The Primary Care Rehabilitation Facility is stocked with nearly £90,000 of dedicated physical training equipment, purchased by Defence Primary Healthcare.

It is in the station’s sports centre, but separate from the main part of the gym, offering a private space for those undergoing treatment from the physiotherapy staff or exercise rehabilitation instructors.

Petty Officer Physical Trainer James Best, who led the three-year project, said: “It was clear upon joining RNAS Culdrose that our patients were not getting the support they needed. As clinicians we didn’t have access to the infrastructure or equipment required to effectively rehabilitate those under our care.

“After various hurdles to get this project over the line, we have finally secured the space and equipment to ensure we offer the best possible service to our personnel.

“It has greatly improved the standard of care we can provide and the investment into this facility has been huge. I have observed a huge positive impact in the patients and their mindsets, knowing they have access to a space that is solely dedicated to them.”

Opening the facility, Surgeon Captain Beth Crowson said: “Anyone who has been injured knows how important it is get people back to full operations are returned to the frontline as soon as possible. This facility is pivotal to that. That is why we are here and why Defence invests in primary care facilities like this one.”
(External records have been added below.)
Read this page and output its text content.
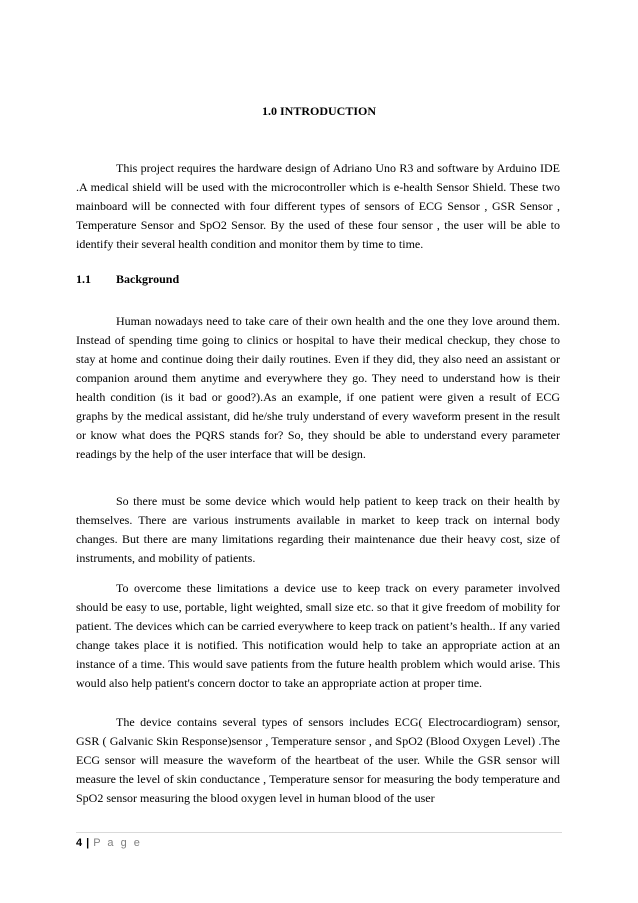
1.0 INTRODUCTION

This project requires the hardware design of Adriano Uno R3 and software by Arduino IDE .A medical shield will be used with the microcontroller which is e-health Sensor Shield. These two mainboard will be connected with four different types of sensors of ECG Sensor , GSR Sensor , Temperature Sensor and SpO2 Sensor. By the used of these four sensor , the user will be able to identify their several health condition and monitor them by time to time.

1.1 Background

Human nowadays need to take care of their own health and the one they love around them. Instead of spending time going to clinics or hospital to have their medical checkup, they chose to stay at home and continue doing their daily routines. Even if they did, they also need an assistant or companion around them anytime and everywhere they go. They need to understand how is their health condition (is it bad or good?).As an example, if one patient were given a result of ECG graphs by the medical assistant, did he/she truly understand of every waveform present in the result or know what does the PQRS stands for? So, they should be able to understand every parameter readings by the help of the user interface that will be design.

So there must be some device which would help patient to keep track on their health by themselves. There are various instruments available in market to keep track on internal body changes. But there are many limitations regarding their maintenance due their heavy cost, size of instruments, and mobility of patients.

To overcome these limitations a device use to keep track on every parameter involved should be easy to use, portable, light weighted, small size etc. so that it give freedom of mobility for patient. The devices which can be carried everywhere to keep track on patient’s health.. If any varied change takes place it is notified. This notification would help to take an appropriate action at an instance of a time. This would save patients from the future health problem which would arise. This would also help patient's concern doctor to take an appropriate action at proper time.

The device contains several types of sensors includes ECG( Electrocardiogram) sensor, GSR ( Galvanic Skin Response)sensor , Temperature sensor , and SpO2 (Blood Oxygen Level) .The ECG sensor will measure the waveform of the heartbeat of the user. While the GSR sensor will measure the level of skin conductance , Temperature sensor for measuring the body temperature and SpO2 sensor measuring the blood oxygen level in human blood of the user

4 | P a g e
Petty Officer Amanda Mancey is an aircraft controller and currently works as a drone instructor with 700X Naval Air Squadron. She has had reconstructive surgery on her ankle and is having treatment at the new centre.

“It’s fantastic – it’s a massive change,” she said. “You can come here if you’ve got your programmes to complete. There isn’t always the space in the main gym. It lets you focus on what you’re doing, knowing that the people around you are in the same situation.”
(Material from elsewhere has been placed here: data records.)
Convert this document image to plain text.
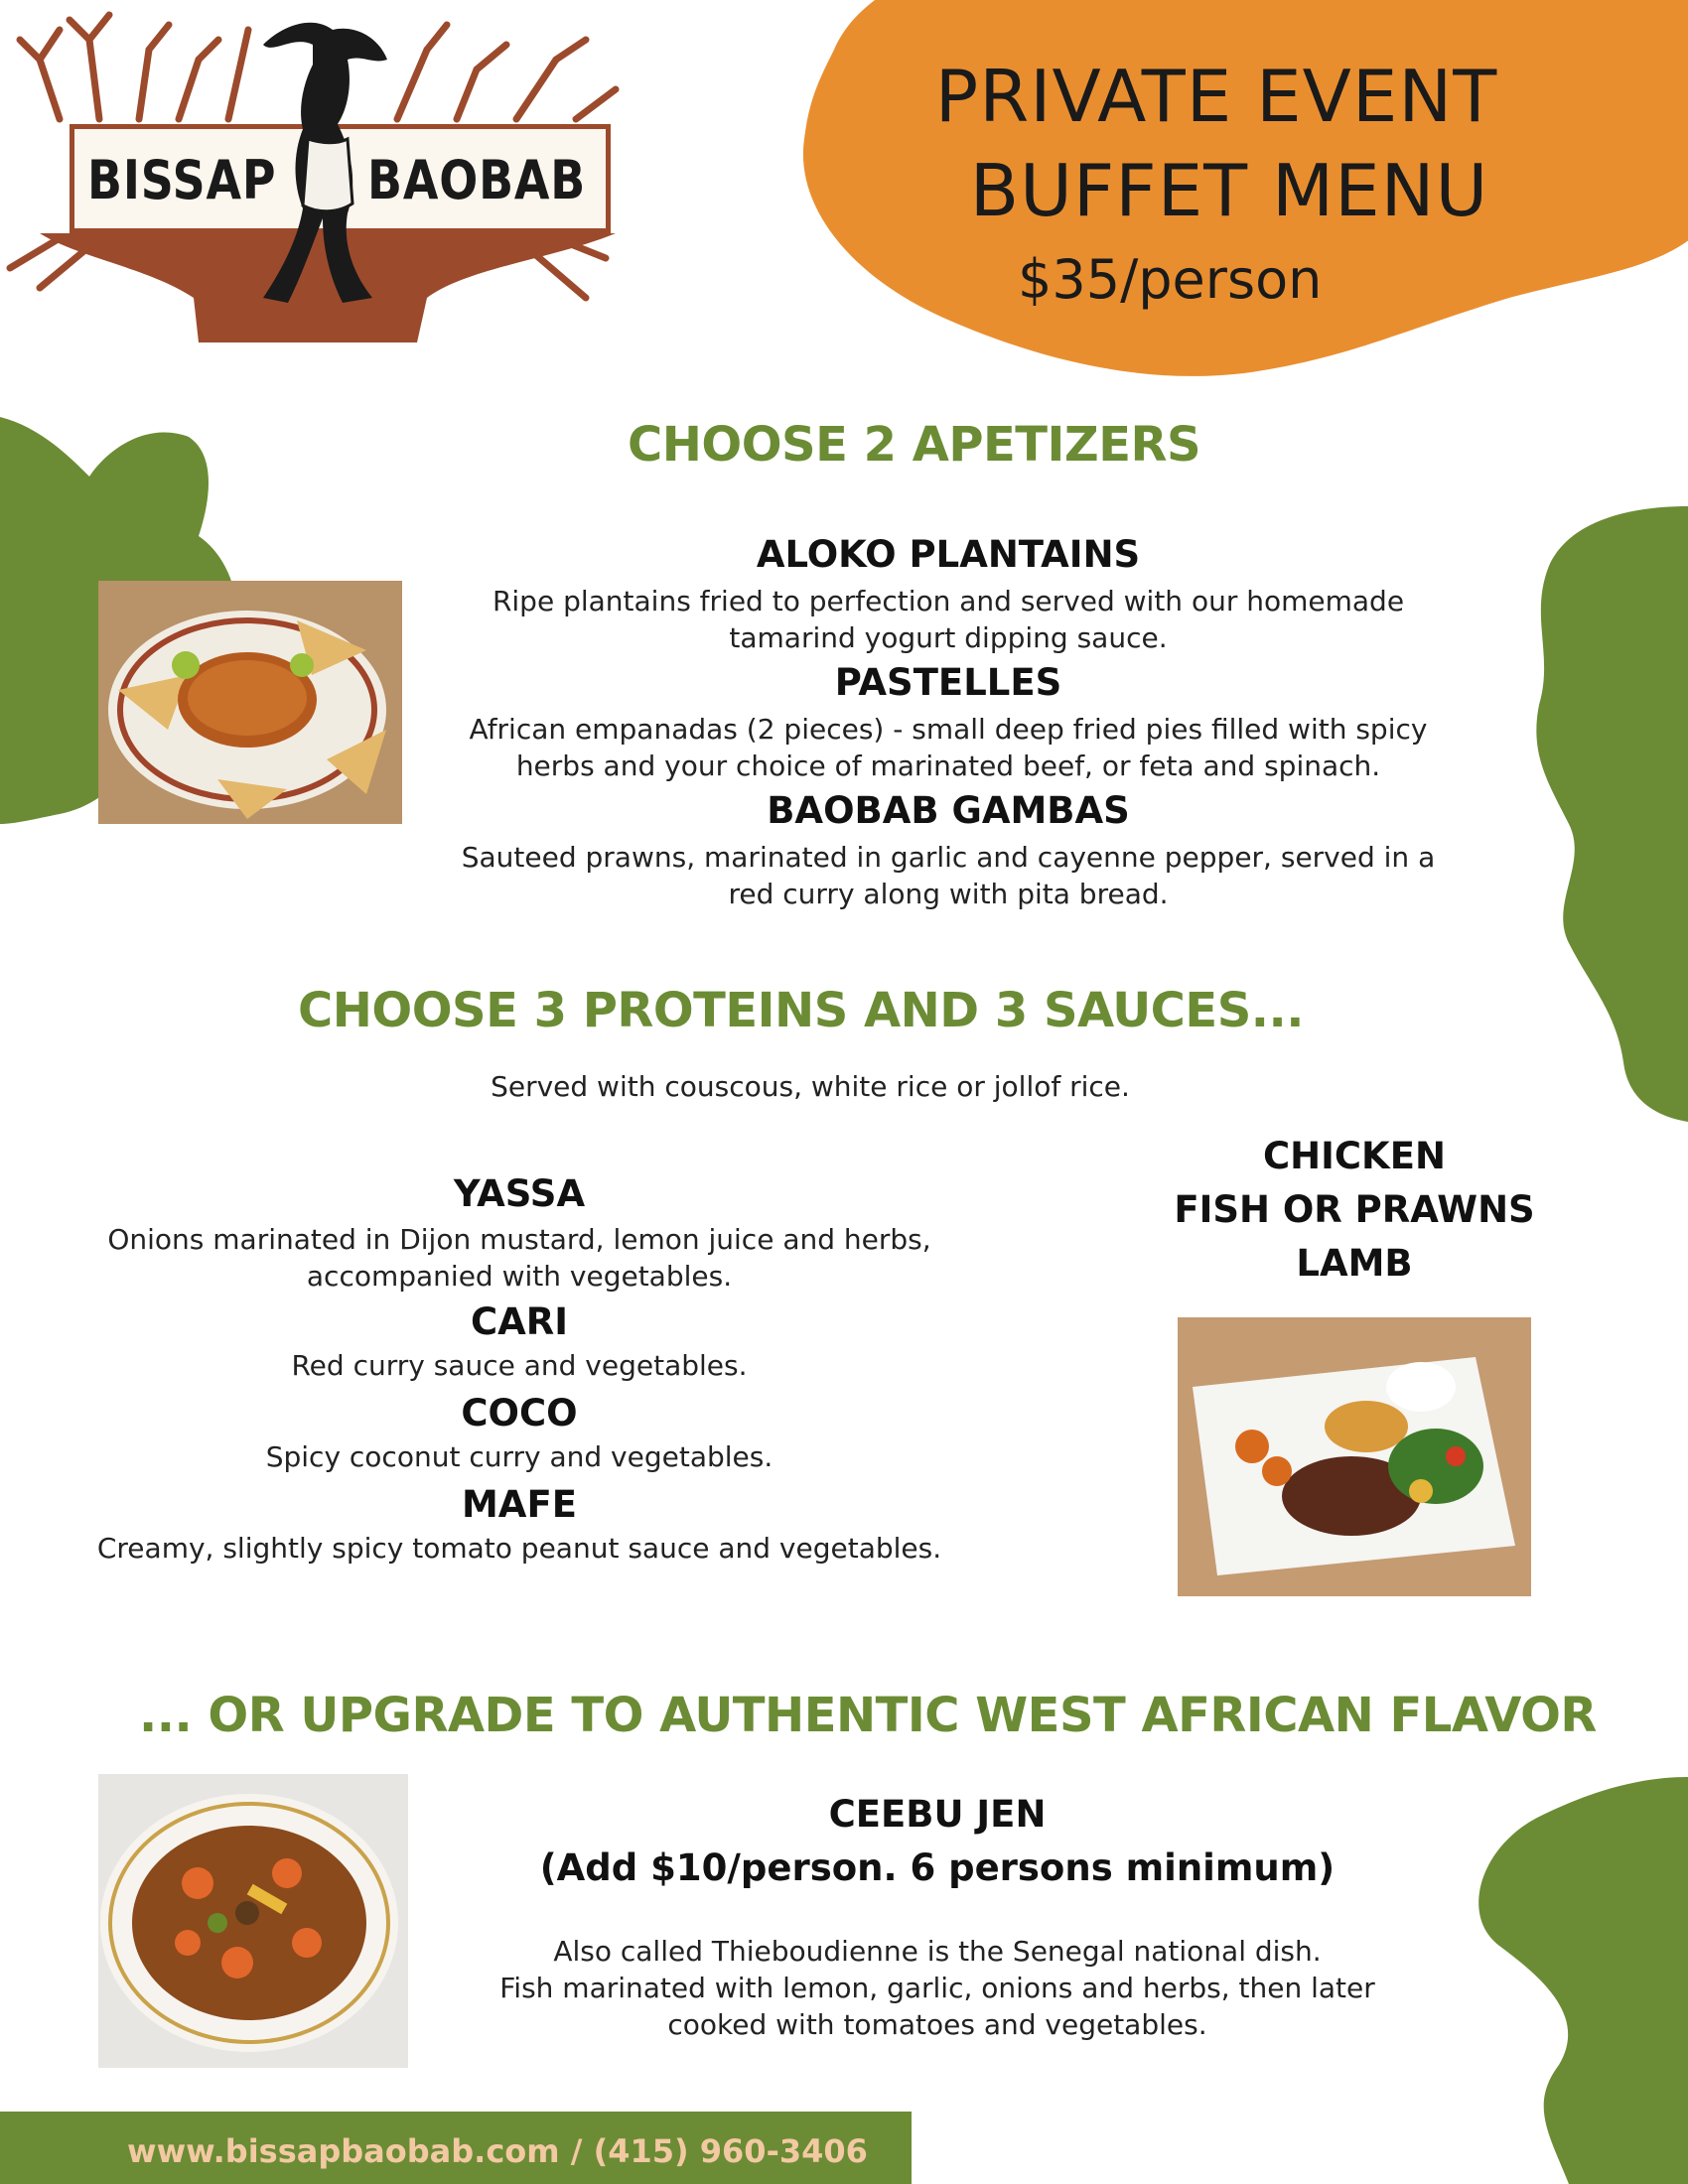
PRIVATE EVENT
BUFFET MENU
$35/person
BISSAP BAOBAB
CHOOSE 2 APETIZERS
ALOKO PLANTAINS
Ripe plantains fried to perfection and served with our homemade
tamarind yogurt dipping sauce.
PASTELLES
African empanadas (2 pieces) - small deep fried pies filled with spicy
herbs and your choice of marinated beef, or feta and spinach.
BAOBAB GAMBAS
Sauteed prawns, marinated in garlic and cayenne pepper, served in a
red curry along with pita bread.
CHOOSE 3 PROTEINS AND 3 SAUCES...
Served with couscous, white rice or jollof rice.
CHICKEN
FISH OR PRAWNS
LAMB
YASSA
Onions marinated in Dijon mustard, lemon juice and herbs,
accompanied with vegetables.
CARI
Red curry sauce and vegetables.
COCO
Spicy coconut curry and vegetables.
MAFE
Creamy, slightly spicy tomato peanut sauce and vegetables.
... OR UPGRADE TO AUTHENTIC WEST AFRICAN FLAVOR
CEEBU JEN
(Add $10/person. 6 persons minimum)
Also called Thieboudienne is the Senegal national dish.
Fish marinated with lemon, garlic, onions and herbs, then later
cooked with tomatoes and vegetables.
www.bissapbaobab.com / (415) 960-3406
Air Engineering Technician Bradley Campion tore a ligament in his knee during a football match. It meant it could not climb the ladders to fix the helicopters at 814 Naval Air Squadron. Following an operation, he is now having physiotherapy to get back to full strength, as well as training for promotion to leading hand.

“Any injury can be very isolating,” he said. “I was able to do office-based roles on the squadron but not the one I’ve trained for. In this new room, it’s quiet and there’s none of the natural competitiveness you get in the rest of the gym. I am getting better. You trust the process and you trust the physio.”